The late, fairy-tale addition of the dragon to his (St. George's) otherwise factual life still I think still has a place in the Church's heart. We need our ecclesiastical bed-time stories the same way we need Franklin's electrical key or Washington's cherry-tree. They serve as shorthand for the larger virtues that so dominated their lives.
This post reminded me of one of my favorite lines from a movie, Second Hand Lions, which I used as the title for this entry.
I think that is one of the things that make certain movies so compelling that they are still great decades after they were produced - they provide a shorthand of virtue that we yearn for. My dad runs a virtue night at the movies for teen boys that has been very successful for the past three years. They watch movies like Master and Commander, Glory and I am David and instead of watching solely for the entertainment value, they look for what the movie has to say about virtues. He uses the book Boys to Men as the guide for the discussions.

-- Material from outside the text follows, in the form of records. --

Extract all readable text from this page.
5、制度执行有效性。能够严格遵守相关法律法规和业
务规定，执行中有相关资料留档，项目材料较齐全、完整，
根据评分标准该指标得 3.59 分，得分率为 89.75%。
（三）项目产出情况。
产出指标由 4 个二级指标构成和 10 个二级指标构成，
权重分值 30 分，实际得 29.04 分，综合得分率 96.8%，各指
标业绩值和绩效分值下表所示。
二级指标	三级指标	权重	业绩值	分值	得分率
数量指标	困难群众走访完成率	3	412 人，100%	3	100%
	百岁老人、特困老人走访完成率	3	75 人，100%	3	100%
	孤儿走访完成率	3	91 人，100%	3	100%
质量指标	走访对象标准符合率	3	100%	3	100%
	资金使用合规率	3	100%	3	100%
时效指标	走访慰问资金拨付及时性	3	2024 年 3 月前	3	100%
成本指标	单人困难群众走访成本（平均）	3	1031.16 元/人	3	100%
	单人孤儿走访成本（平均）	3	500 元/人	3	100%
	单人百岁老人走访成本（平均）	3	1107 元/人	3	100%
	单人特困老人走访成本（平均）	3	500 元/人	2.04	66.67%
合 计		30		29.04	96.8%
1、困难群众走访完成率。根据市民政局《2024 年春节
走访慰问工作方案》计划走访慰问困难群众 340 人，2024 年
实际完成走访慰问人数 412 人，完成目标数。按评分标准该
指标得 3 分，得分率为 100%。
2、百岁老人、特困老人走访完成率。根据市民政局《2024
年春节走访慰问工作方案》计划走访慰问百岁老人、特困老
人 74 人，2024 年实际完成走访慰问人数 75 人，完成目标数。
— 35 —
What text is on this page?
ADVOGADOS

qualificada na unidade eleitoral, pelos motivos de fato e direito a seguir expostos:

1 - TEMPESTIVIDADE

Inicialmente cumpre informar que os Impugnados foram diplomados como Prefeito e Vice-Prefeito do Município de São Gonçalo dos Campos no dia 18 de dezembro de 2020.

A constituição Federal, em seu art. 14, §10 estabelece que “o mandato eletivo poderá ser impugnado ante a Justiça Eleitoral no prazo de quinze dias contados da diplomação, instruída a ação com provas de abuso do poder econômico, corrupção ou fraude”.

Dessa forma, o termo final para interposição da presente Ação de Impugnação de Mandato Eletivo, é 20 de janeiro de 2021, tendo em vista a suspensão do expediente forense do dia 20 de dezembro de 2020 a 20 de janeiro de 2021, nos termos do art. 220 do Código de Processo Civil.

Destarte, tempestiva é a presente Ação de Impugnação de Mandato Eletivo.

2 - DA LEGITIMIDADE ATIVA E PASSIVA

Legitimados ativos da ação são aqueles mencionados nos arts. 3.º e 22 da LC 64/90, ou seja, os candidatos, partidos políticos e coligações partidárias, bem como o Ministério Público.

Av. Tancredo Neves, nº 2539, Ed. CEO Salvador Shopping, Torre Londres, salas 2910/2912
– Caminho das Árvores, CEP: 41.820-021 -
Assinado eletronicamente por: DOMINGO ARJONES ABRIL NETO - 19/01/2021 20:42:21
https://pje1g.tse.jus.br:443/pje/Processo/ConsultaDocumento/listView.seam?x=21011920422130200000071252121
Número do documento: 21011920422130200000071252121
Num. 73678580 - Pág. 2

John Wayne and Jimmy Stewart will always be popular because they are icons of virtue. They are part of the American shorthand of patriotism, guts, decency (especially Jimmy Stewart) and bravery that people associate with America. I think that this is why there is so much deconstruction going on in history today. If you destroy the icon it is much more difficult to explain the virtue that it represents. If there are no heroes to lift up as examples of virtue, how can you explain virtues in a "real" way? You can read about bravery all you want in the dictionary but there isn't anything like seeing the 54th Black Infantry Battalion charging Fort Wagner at night to bring it to life.